Позже мне многие годы не давала покоя навязчивая мысль: что было бы, если бы смычок взял Энрике? Он состоял в папином ансамбле и демонстрировал большие музыкальные способности, хотя его больше привлекало оружие. Если бы это он пошел с мамой к поезду и получил больше времени на обдумывание, может, он остался бы жив? Помог бы компас Персивалю или Луизе найти в жизни лучшую дорогу? А Карлито? Но он был обречен: через семь лет он умрет от дифтерии и будет похоронен рядом с нашими братом и сестрой, ушедшими в мир иной младенцами. На похоронах Персиваль наклонится ко мне и шепнет: «Нам повезет больше».

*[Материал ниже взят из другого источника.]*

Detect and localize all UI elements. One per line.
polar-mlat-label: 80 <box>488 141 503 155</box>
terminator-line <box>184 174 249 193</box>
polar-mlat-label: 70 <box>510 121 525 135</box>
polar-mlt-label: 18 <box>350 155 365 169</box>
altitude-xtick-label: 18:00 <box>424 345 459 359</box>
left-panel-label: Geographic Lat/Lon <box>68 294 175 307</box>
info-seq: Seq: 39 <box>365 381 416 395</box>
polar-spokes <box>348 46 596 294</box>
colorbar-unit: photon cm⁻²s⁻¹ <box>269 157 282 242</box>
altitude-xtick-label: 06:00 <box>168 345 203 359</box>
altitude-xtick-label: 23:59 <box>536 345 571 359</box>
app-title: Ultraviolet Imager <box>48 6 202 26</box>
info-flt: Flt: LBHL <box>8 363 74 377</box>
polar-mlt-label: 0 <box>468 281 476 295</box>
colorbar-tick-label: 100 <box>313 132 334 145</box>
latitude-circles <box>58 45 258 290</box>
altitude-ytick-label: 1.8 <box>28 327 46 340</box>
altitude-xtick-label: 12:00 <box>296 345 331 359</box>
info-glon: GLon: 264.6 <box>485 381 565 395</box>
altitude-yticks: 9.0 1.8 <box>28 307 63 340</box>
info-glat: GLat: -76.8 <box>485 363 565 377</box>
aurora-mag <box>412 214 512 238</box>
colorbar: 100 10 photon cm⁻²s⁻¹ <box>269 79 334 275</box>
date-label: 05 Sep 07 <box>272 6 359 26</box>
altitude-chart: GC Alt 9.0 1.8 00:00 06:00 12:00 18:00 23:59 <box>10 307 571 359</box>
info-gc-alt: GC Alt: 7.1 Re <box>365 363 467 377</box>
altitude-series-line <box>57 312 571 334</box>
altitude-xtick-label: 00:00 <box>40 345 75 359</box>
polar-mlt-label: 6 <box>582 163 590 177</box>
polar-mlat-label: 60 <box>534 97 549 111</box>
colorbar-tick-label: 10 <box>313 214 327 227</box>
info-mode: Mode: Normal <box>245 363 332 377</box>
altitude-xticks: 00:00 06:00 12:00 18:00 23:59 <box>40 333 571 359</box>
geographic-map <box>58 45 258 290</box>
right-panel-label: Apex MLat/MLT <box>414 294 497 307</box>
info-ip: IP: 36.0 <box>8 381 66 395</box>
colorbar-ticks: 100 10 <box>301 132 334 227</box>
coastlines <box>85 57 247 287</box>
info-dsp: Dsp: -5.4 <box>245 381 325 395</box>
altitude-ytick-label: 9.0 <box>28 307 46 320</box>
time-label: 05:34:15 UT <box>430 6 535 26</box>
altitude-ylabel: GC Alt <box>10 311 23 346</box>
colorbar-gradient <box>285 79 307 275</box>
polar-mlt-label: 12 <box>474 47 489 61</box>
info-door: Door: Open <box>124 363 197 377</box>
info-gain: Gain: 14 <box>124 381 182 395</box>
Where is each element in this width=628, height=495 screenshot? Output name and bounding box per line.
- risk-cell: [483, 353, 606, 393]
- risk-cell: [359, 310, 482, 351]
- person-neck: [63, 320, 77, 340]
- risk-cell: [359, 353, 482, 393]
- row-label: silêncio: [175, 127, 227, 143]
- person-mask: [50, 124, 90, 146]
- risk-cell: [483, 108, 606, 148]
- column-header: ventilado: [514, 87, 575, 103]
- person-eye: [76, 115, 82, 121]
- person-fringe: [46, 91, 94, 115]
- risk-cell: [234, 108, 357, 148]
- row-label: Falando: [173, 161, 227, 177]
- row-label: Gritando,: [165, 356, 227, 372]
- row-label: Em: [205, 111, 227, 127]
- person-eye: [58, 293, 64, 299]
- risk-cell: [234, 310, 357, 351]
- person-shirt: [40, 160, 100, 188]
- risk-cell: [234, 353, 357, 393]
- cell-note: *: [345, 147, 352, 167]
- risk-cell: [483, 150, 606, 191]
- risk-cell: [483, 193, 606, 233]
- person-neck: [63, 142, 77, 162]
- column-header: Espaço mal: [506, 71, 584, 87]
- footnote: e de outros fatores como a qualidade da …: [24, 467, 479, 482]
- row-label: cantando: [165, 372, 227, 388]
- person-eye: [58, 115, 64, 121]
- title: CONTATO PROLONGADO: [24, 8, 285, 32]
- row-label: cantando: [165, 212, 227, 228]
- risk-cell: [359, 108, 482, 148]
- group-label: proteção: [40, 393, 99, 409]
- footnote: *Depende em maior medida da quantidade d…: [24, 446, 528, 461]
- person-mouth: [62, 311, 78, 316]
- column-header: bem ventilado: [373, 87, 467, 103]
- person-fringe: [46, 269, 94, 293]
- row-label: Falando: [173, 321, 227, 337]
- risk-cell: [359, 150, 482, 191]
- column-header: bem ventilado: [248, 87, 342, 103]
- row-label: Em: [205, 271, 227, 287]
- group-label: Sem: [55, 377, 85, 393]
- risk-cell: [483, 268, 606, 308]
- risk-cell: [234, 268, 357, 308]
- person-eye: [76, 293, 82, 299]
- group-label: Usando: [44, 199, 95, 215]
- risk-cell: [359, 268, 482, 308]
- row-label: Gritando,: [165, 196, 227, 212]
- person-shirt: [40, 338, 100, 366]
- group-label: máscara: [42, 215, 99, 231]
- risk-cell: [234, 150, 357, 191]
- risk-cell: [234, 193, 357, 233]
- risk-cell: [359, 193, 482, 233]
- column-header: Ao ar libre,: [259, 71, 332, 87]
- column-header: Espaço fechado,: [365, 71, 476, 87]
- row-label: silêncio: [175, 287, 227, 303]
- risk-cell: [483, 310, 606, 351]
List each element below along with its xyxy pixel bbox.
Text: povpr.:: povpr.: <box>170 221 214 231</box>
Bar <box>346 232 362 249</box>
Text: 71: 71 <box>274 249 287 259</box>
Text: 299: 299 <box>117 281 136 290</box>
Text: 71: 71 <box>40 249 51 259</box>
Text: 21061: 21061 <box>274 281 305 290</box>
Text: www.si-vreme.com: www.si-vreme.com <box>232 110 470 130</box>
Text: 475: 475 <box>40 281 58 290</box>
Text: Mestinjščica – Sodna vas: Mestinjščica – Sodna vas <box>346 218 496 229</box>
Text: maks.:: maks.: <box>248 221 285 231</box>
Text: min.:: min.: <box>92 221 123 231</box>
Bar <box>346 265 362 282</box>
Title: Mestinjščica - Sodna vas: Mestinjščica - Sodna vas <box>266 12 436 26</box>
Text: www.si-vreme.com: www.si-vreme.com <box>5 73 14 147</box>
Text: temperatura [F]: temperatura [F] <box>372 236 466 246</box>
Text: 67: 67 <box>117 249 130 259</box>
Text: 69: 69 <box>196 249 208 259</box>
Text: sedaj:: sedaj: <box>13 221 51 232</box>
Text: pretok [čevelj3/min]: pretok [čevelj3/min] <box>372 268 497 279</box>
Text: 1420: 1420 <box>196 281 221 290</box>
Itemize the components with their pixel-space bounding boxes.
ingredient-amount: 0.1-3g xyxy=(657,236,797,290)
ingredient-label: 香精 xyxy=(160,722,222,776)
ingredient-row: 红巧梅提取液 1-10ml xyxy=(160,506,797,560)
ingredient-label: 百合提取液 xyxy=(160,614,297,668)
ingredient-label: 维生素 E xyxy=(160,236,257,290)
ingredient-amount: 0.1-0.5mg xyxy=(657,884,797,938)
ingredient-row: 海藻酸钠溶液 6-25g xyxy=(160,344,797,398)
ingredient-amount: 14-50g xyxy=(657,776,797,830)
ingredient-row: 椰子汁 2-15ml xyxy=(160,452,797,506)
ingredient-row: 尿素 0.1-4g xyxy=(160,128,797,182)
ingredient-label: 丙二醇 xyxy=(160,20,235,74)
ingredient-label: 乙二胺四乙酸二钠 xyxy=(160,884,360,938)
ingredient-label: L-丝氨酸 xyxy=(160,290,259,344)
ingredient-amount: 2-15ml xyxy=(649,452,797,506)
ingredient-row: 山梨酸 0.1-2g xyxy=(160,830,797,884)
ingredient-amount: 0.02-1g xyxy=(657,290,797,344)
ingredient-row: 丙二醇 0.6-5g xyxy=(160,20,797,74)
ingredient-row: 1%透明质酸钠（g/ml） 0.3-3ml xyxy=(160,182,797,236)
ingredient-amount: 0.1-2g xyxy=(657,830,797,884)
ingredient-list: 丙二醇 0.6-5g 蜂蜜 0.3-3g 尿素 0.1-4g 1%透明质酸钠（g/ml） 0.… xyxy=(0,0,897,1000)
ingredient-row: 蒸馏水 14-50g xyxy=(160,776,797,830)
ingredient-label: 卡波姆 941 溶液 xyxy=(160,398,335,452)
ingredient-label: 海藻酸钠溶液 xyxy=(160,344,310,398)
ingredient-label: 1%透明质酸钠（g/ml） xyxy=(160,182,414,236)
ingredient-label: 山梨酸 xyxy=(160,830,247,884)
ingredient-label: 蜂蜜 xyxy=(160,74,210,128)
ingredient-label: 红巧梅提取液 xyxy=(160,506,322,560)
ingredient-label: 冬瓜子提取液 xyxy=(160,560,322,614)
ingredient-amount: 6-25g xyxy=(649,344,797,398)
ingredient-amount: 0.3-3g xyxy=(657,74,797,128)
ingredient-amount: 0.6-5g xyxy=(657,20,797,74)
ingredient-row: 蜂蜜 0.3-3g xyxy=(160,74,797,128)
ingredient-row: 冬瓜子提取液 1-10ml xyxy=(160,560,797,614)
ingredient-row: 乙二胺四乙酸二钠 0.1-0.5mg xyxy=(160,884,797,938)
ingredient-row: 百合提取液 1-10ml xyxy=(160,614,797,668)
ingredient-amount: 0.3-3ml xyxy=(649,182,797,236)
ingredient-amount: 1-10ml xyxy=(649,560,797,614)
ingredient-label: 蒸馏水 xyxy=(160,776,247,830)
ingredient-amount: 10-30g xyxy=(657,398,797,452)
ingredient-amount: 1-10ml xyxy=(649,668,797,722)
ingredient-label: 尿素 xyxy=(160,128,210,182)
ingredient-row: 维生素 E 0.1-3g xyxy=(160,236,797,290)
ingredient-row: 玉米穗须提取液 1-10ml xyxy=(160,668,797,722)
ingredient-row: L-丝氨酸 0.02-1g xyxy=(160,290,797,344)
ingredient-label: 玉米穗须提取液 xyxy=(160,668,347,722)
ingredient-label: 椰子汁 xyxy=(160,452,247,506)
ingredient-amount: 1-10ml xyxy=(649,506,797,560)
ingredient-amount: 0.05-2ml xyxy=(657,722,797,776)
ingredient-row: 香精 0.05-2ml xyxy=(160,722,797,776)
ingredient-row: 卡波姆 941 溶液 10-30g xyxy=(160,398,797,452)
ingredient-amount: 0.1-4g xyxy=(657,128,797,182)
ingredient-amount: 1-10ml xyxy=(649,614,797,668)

В нашем уголке Северо-Восточной Испании говорят: «Ущипни испанца, и, если он запоет, значит, перед тобой каталонец». Мы считаем себя музыкальными, но папа выделялся даже среди нашего народа трубадуров. В свободное время он руководил местным мужским хором, созданным по образцу рабочих ансамблей Барселоны, в которых гордые мужчины в недолгие времена расцвета каталонской поэзии и музыки пели на родном языке.

В 1898 году, когда не стало отца и еще нескольких известных горожан, погибших за пределами Испании, хор распустили, а вместо него набрали другой, которым дирижировал прибывший к нам из Рима отец Базилио. Но он так и не обрел популярности. Регент-священник потребовал, чтобы он пел на итальянском, что вызвало всеобщее разочарование. Даже моя выросшая на Кубе мама, так и не освоившая свободно каталанский язык, была недовольна. Потом итальянский хор распался, от него осталось только несколько фанатичных приверженцев, самых плохих певцов, которые пели на латыни во время мессы. Наш город, бывший когда-то многоязычным бастионом песни, неожиданно стал молчаливым и строгим.

Мои мама и папа встретились на фестивале искусств в Барселоне и сразу же обнаружили, что у них много общего, включая любовь к музыке. Оба родились в Испании, оба провели детские годы на колониальной Кубе и в 1873 году, в короткий период Первой республики, вернулись со своими слишком оптимистически настроенными родителями в Испанию. У мамы был прекрасный голос, хотя позже она утверждала, что никогда не помышляла о профессиональной карьере. После 1898 года она перестала петь совсем. Мы, дети, больше не слышали от нее даже простеньких народных песенок.

По вечерам, лежа в постели, Энрике иногда мурлыкал в темноте запомнившиеся строчку или две, очень тихо, как будто это было нашим секретом. Когда я просил его петь дальше, он меня дразнил: «Сам пой. Ты эту песню тоже знаешь».

У меня была хорошая память, поэтому его слова выводили меня из себя. Я просил его снова и снова, а он все упирался, пока я не впадал в отчаяние. Лишь когда я был готов заплакать, Энрике сдавался и допевал песню до конца, доставляя мне запоздалое удовольствие. Сейчас мне кажется, что Энрике просто стеснялся этих детских колыбельных, но и забывать их не хотел. И если и мучил меня, то не слишком.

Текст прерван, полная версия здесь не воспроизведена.